For Turbine C (in which there was no indication of a fault), the temperature does not cross the High limit, as might be expected. For Turbine D on the other hand, there was an alert from Predict and maintenance was performed. Following this maintenance in early September, it is clear that the temperature has come back to normal.
Identifying that an anomaly exists in a component in a turbine within your portfolio is only the first step of the process. To achieve focused and efficient maintenance, it is important to understand the potential causes for an increase in component temperatures. The anomaly detection process is based purely on data from the turbine, whereas the recommendation system, which provides potential reasons for the increase in temperature, must be built upon the experience of the users. To illustrate this, we look at faults detected by Predict in the central hydraulic system of two turbines.
Figure 6 shows the plot of hydraulic oil temperature vs power and wind speed for two turbines. Following an indication from Predict and after further investigation on site, it was apparent that the same component had failed in both turbines. The behavior of component temperature is similar for both turbines, that is, a larger deviation in low power regions and smaller or no deviation when the power is higher.
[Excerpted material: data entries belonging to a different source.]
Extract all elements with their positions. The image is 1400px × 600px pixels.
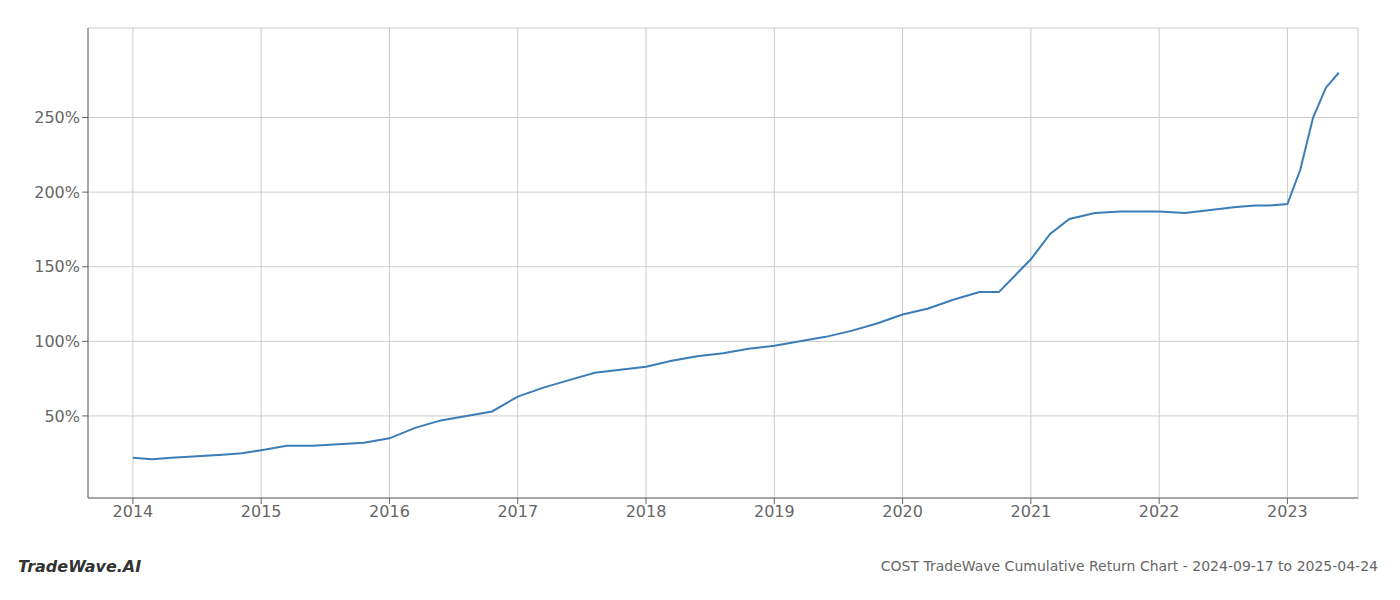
svg-text:100%: 100% (34, 332, 80, 351)
html-text:TradeWave.AI: TradeWave.AI (18, 556, 142, 576)
svg-text:2014: 2014 (113, 502, 154, 521)
svg-text:2022: 2022 (1139, 502, 1180, 521)
svg-text:150%: 150% (34, 257, 80, 276)
svg-text:2017: 2017 (497, 502, 538, 521)
svg-text:2015: 2015 (241, 502, 282, 521)
svg-text:200%: 200% (34, 183, 80, 202)
svg-text:2023: 2023 (1267, 502, 1308, 521)
svg-text:2020: 2020 (882, 502, 923, 521)
svg-text:2019: 2019 (754, 502, 795, 521)
svg-text:250%: 250% (34, 108, 80, 127)
svg-text:2021: 2021 (1011, 502, 1052, 521)
svg-text:50%: 50% (44, 407, 80, 426)
svg-text:2016: 2016 (369, 502, 410, 521)
svg-text:2018: 2018 (626, 502, 667, 521)
html-text:COST TradeWave Cumulative Retu: COST TradeWave Cumulative Return Chart -… (880, 558, 1378, 574)
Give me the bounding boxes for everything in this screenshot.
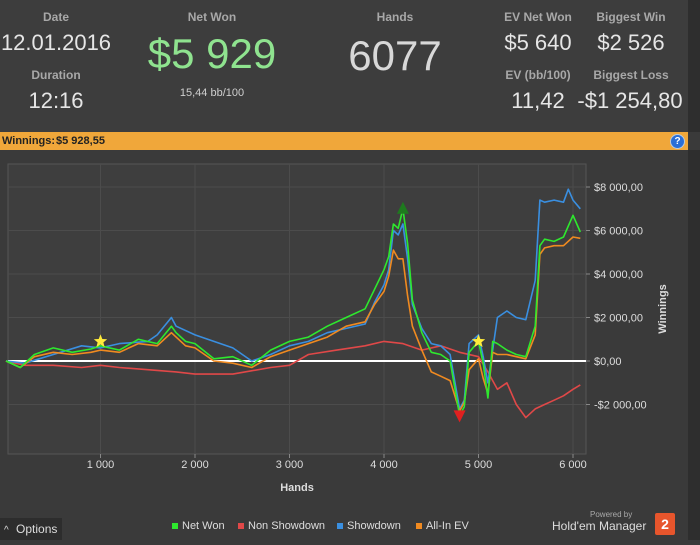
legend-swatch-all-in-ev: [416, 523, 422, 530]
x-axis-title: Hands: [280, 482, 314, 494]
date-label: Date: [42, 10, 69, 24]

The case study indicates that different failure modes will manifest discernably different patterns or fault signatures.
The upcoming improvement in Predict will include a continuously evolving recommendation system. The recommendation system will describe the most probable cause for the alert and recommend the best course of action to tackle the issue.
Today, we are in the process of building this system. It will be based on a feedback tool embedded in the product which will allow the users to seamlessly provide information about which components have been repaired/replaced following an alert. Predict will gather and learn from this feedback over time, continually strengthening the recommendation system. The users of Predict will be able to anonymously share information and by doing so streamline the maintenance of their turbines: a win-win situation for all.
What else is cooking?
Predict has proven to be successful in providing increased value to our customers. In addition to developing the Predict as a part of the Greenbyte Energy Cloud offering, we are working on providing Predict as a stand-alone solution.
The success of Predict has also motivated us to examine different ways of utilizing AI methods. Predict is a temperature-based condition monitoring system, and hence does not utilize a large portion of the data that is available in a typical wind turbine SCADA system. Furthermore, temperature analysis will not be able to detect faults in certain components, like the blades, for example. Hence, the next natural step for us was to start investigating Deep Neural Network architectures to create models which could utilize all available signals from the SCADA system. We have worked extensively on this for the past six months and are very close to a working prototype. Expect more about the next AI offering from Greenbyte soon.